Fey 01: Die Felsenwächter
Schreie und Rufe, der Geruch von Blut, Urin und Angst raubten ihm fast den Verstand.
Hinter dem zersplitterten Holz hatte er ein sicheres Versteck gefunden. Mit der Rechten umklammerte er sein Schwert und wartete. Wenn einer der Angreifer auf ihn zukäme, würde er zuschlagen. Zumindest einen von ihnen würde er töten, bevor sie ihn umbrachten.
Denn was der König auch gesagt haben mochte, soviel stand fest: Sie würden alle sterben. Der König hatte es gewußt; sie hatten es alle in seinem Gesicht gelesen. Er wollte, daß sie im Kampf um die Blaue Insel starben, ohne etwas über die Angreifer zu wissen. Vielleicht war es aber besser, unter den neuen Herrschern zu leben, als zu sterben. Es gab nur eine einzige Möglichkeit, das herauszufinden.
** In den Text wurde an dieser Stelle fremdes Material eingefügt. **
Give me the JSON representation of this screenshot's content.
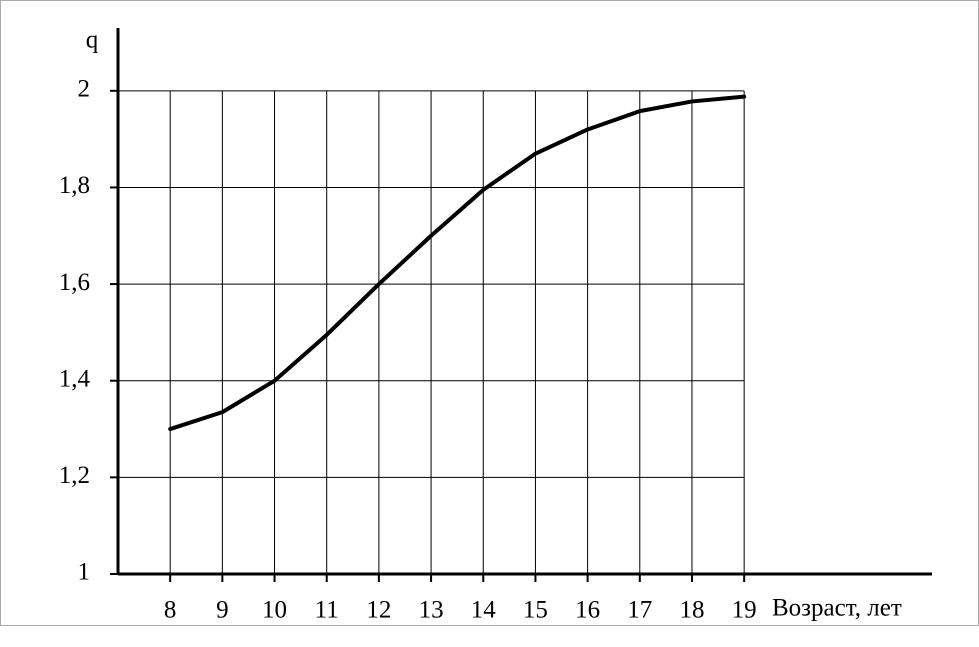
{
  "chart_data": {
    "type": "line",
    "y_label": "q",
    "x_label": "Возраст, лет",
    "x": [
      8,
      9,
      10,
      11,
      12,
      13,
      14,
      15,
      16,
      17,
      18,
      19
    ],
    "values": [
      1.3,
      1.335,
      1.4,
      1.495,
      1.6,
      1.7,
      1.795,
      1.87,
      1.92,
      1.958,
      1.978,
      1.988
    ],
    "color": "#000000",
    "xlim": [
      7,
      22.6
    ],
    "ylim": [
      1,
      2.13
    ],
    "xticks": [
      8,
      9,
      10,
      11,
      12,
      13,
      14,
      15,
      16,
      17,
      18,
      19
    ],
    "yticks": [
      1,
      {
        "value": 1.2,
        "label": "1,2"
      },
      {
        "value": 1.4,
        "label": "1,4"
      },
      {
        "value": 1.6,
        "label": "1,6"
      },
      {
        "value": 1.8,
        "label": "1,8"
      },
      2
    ],
    "grid": true
  }
}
Er würde sich ergeben. Genau das würde er tun. Nicholas befand sich bereits in ihrer Gewalt. Powell hatte es gesehen, als er durch die Küche geschlichen war. Gefangen von einer Frau. Die Diener hatten keinen Zweifel daran gelassen, wer Nicholas war. Powell hatte sich rasch davongemacht, bevor sie ihn ebenfalls entdeckten. Er wollte keine Geisel sein. Er wollte leben, nicht gefoltert werden und sterben. Er hatte zu viele Menschen gesehen, die vor seinen Augen getötet worden waren.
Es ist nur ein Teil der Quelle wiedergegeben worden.